Ceci n’est pas un artiste dubstep
Trop occupés à finir des Chimay bleues, du saucisson et des chips, les quatre jeunes gens arrivent en retard et loupent la première partie, et même le début de « Four Years and One Day », première chanson du live qui nous plonge directement dans une ambiance quasi-irréelle. Vient ensuite « Audition », très belle pièce aux accents « coldwave-friendly ».
L’enchaînement avec « Marilyn », sans doute la plus belle chanson du nouvel album, avec ses boucles hypnotiques un peu africanisantes, fait office de véritable taz musical donnant envie de donner beaucoup d’amour à ses voisins. Petite pause dans l’intensité du concert avec « You Look Certain (I’m Not So Sure) », chanson tranquille qui s’écoute en hochant la tête et en répétant le refrain.

Ceci n’est pas un taz musical.
La cinquième chanson du live est également la première ne faisant pas partie du dernier album, puisqu’il s’agit de « Before I Move Off », chanson comportant une boucle de guitare et une boucle de synthé qui rappellerait presque ce bon vieux Ratatat, pas si étonnant pour un morceau sorti en 2010.
« Retour vers le futur » avec « Blue Train Lines », véritable tube du dernier album, chanté sur l’album avec King Krule, entraînant une clameur de bonheur lorsque la salle reconnait les premières notes. Même si l’interprétation est excellente, il manque tout de même la grinta de notre rouquin anglais adoré, qu’on a attendu, en vain. Avec grand bonheur vient ensuite « So Many Time, So Many Ways », présente sur le deuxième album, aux inspirations plus rock, restant très entraînant sans pour autant être festif (la chanson ressemble un peu à « Marilyn » avec des sons plus proches de Joy Division, donc forcément un peu plus mélancolique.
Retour à du dubstep à l’ancienne avec « Field », l’un de leurs tous premiers sons, assez simple, un peu foufou mais efficace.

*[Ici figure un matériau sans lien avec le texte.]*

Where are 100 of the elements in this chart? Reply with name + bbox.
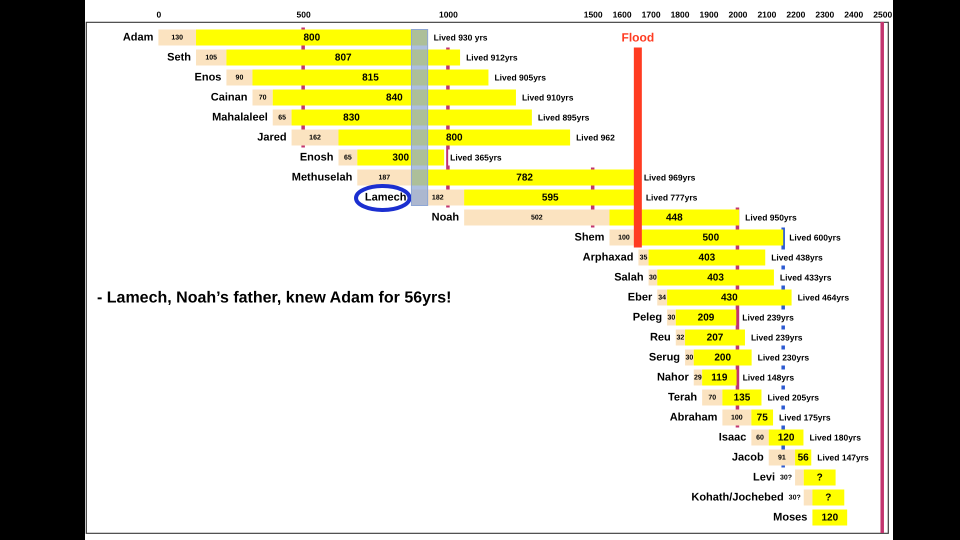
data-label: 800 bbox=[303, 32, 321, 44]
data-label: 807 bbox=[334, 52, 352, 64]
total-label: Lived 930 yrs bbox=[434, 32, 488, 42]
y-tick-label: Cainan bbox=[210, 92, 248, 104]
x-tick-label: 1800 bbox=[670, 10, 690, 20]
data-label: 840 bbox=[386, 92, 404, 104]
y-tick-label: Reu bbox=[650, 332, 671, 344]
bar bbox=[685, 330, 745, 346]
bar bbox=[252, 90, 273, 106]
x-tick-label: 1000 bbox=[438, 10, 458, 20]
x-tick-label: 500 bbox=[296, 10, 312, 20]
bar bbox=[338, 150, 358, 166]
bar bbox=[272, 90, 516, 106]
bar bbox=[292, 110, 532, 126]
total-label: Lived 365yrs bbox=[450, 152, 502, 162]
bar bbox=[338, 130, 570, 146]
data-label: 815 bbox=[362, 72, 380, 84]
x-tick-label: 1700 bbox=[642, 10, 661, 20]
x-tick-label: 0 bbox=[156, 10, 162, 20]
bar bbox=[667, 290, 792, 306]
data-label: 403 bbox=[707, 272, 724, 284]
y-tick-label: Peleg bbox=[632, 312, 662, 324]
total-label: Lived 147yrs bbox=[817, 452, 870, 462]
data-label: 120 bbox=[778, 432, 795, 444]
y-tick-label: Jacob bbox=[732, 452, 764, 464]
x-tick-label: 2200 bbox=[786, 10, 806, 20]
annotation: - Lamech, Noah’s father, knew Adam for 56yrs! bbox=[97, 290, 452, 306]
bar bbox=[196, 50, 226, 66]
bar bbox=[464, 210, 610, 226]
y-tick-label: Kohath/Jochebed bbox=[691, 492, 784, 504]
bar bbox=[158, 30, 196, 46]
bar bbox=[226, 50, 460, 66]
y-tick-label: Mahalaleel bbox=[212, 112, 268, 124]
data-label: 56 bbox=[798, 452, 810, 464]
data-label: 209 bbox=[698, 312, 715, 324]
data-label: 403 bbox=[698, 252, 716, 264]
bar bbox=[804, 490, 812, 506]
y-tick-label: Shem bbox=[574, 232, 605, 244]
y-tick-label: Levi bbox=[752, 472, 775, 484]
total-label: Lived 969yrs bbox=[644, 172, 696, 182]
bar bbox=[657, 270, 774, 286]
y-tick-label: Adam bbox=[122, 32, 154, 44]
data-label: 200 bbox=[714, 352, 732, 364]
total-label: Lived 433yrs bbox=[780, 272, 832, 282]
y-tick-label: Eber bbox=[628, 292, 653, 304]
bar bbox=[804, 470, 836, 486]
data-label: 119 bbox=[711, 372, 728, 384]
total-label: Lived 950yrs bbox=[745, 212, 797, 222]
data-label: 448 bbox=[666, 212, 684, 224]
ref-line-label: Flood bbox=[622, 30, 654, 44]
total-label: Lived 230yrs bbox=[758, 352, 810, 362]
total-label: Lived 912yrs bbox=[466, 52, 518, 62]
bar bbox=[702, 390, 722, 406]
total-label: Lived 962 bbox=[576, 132, 616, 142]
total-label: Lived 464yrs bbox=[798, 292, 850, 302]
data-label: 782 bbox=[516, 172, 534, 184]
bar bbox=[768, 450, 796, 466]
y-tick-label: Enos bbox=[194, 72, 222, 84]
total-label: Lived 239yrs bbox=[742, 312, 794, 322]
y-tick-label: Noah bbox=[432, 212, 460, 224]
total-label: Lived 600yrs bbox=[789, 232, 841, 242]
bar bbox=[252, 70, 488, 86]
total-label: Lived 910yrs bbox=[522, 92, 574, 102]
total-label: Lived 905yrs bbox=[494, 72, 546, 82]
y-tick-label: Serug bbox=[648, 352, 680, 364]
data-label: 207 bbox=[706, 332, 724, 344]
data-label: 135 bbox=[734, 392, 751, 404]
y-tick-label: Isaac bbox=[718, 432, 746, 444]
data-label: 300 bbox=[392, 152, 410, 164]
data-label: 595 bbox=[542, 192, 560, 204]
x-tick-label: 2300 bbox=[815, 10, 835, 20]
data-label: ? bbox=[825, 492, 832, 504]
bar bbox=[795, 470, 804, 486]
x-tick-label: 2400 bbox=[844, 10, 864, 20]
total-label: Lived 895yrs bbox=[538, 112, 590, 122]
x-tick-label: 1900 bbox=[700, 10, 719, 20]
x-tick-label: 1500 bbox=[584, 10, 603, 20]
y-tick-label: Abraham bbox=[670, 412, 718, 424]
y-tick-label: Methuselah bbox=[292, 172, 353, 184]
data-label: 800 bbox=[446, 132, 464, 144]
total-label: Lived 175yrs bbox=[779, 412, 831, 422]
bar bbox=[292, 130, 338, 146]
bar bbox=[676, 310, 736, 326]
total-label: Lived 777yrs bbox=[646, 192, 698, 202]
data-label: 830 bbox=[343, 112, 360, 124]
total-label: Lived 239yrs bbox=[750, 332, 803, 342]
data-label: ? bbox=[816, 472, 823, 484]
bar bbox=[812, 490, 844, 506]
data-label: 430 bbox=[720, 292, 738, 304]
bar bbox=[609, 210, 740, 226]
total-label: Lived 438yrs bbox=[771, 252, 824, 262]
y-tick-label: Nahor bbox=[656, 372, 690, 384]
x-tick-label: 2100 bbox=[757, 10, 777, 20]
y-tick-label: Terah bbox=[668, 392, 698, 404]
x-tick-label: 1600 bbox=[612, 10, 632, 20]
y-tick-label: Seth bbox=[167, 52, 192, 64]
x-tick-label: 2000 bbox=[728, 10, 748, 20]
data-label: 75 bbox=[756, 412, 768, 424]
data-label: 120 bbox=[821, 512, 839, 524]
y-tick-label: Arphaxad bbox=[582, 252, 634, 264]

Alors qu’on pensait finir le concert sur « Delta », et laisser les courageux anglais rejoindre leur pénates après une dure tournée, le public en fusion demanda du rab. Et fut copieusement servi, avec « Maybes », pas la plus connue de leurs chansons, mais peut-être la meilleure interprétation live. Enfin, cerise sur le gâteau, le déjà classique « Made To Stray » abordé plus haut, must have de votre playlist du Nouvel An. Le concert se finit là, nous laissant encore un peu groggy, les oreilles bourdonnantes.

Cette personne n’est pas vraiment « groggy ».
Hormis Eugène, très fan du groupe mais un peu déçu par la prestation, nous étions tous vraiment entraînés par le show. Nous laisserons le mot de la fin à Manon, qui résume de bien jolie manière l’expérience ressentie au sein de son monde intérieur.
« Vous connaissez le concept du paradoxe? Il peut faire surface partout, à tout âge et à n’importe quel moment, c’est ce qu’il s’est passé ce jour, sous mes yeux, et à l’intérieur de mes oreilles. J’ai été submergée par une vague brûlante, adoucie par des bruits assourdissants, j’ai bougé mon corps dans le silence. Mount Kimbie est un de ces groupes qui vous donne envie d’hurler de plaisir et de pleurer, des frissons en même temps. Nostalgie musicale, performances futuristes, en une heure trente : j’ai voyagé dans le temps ».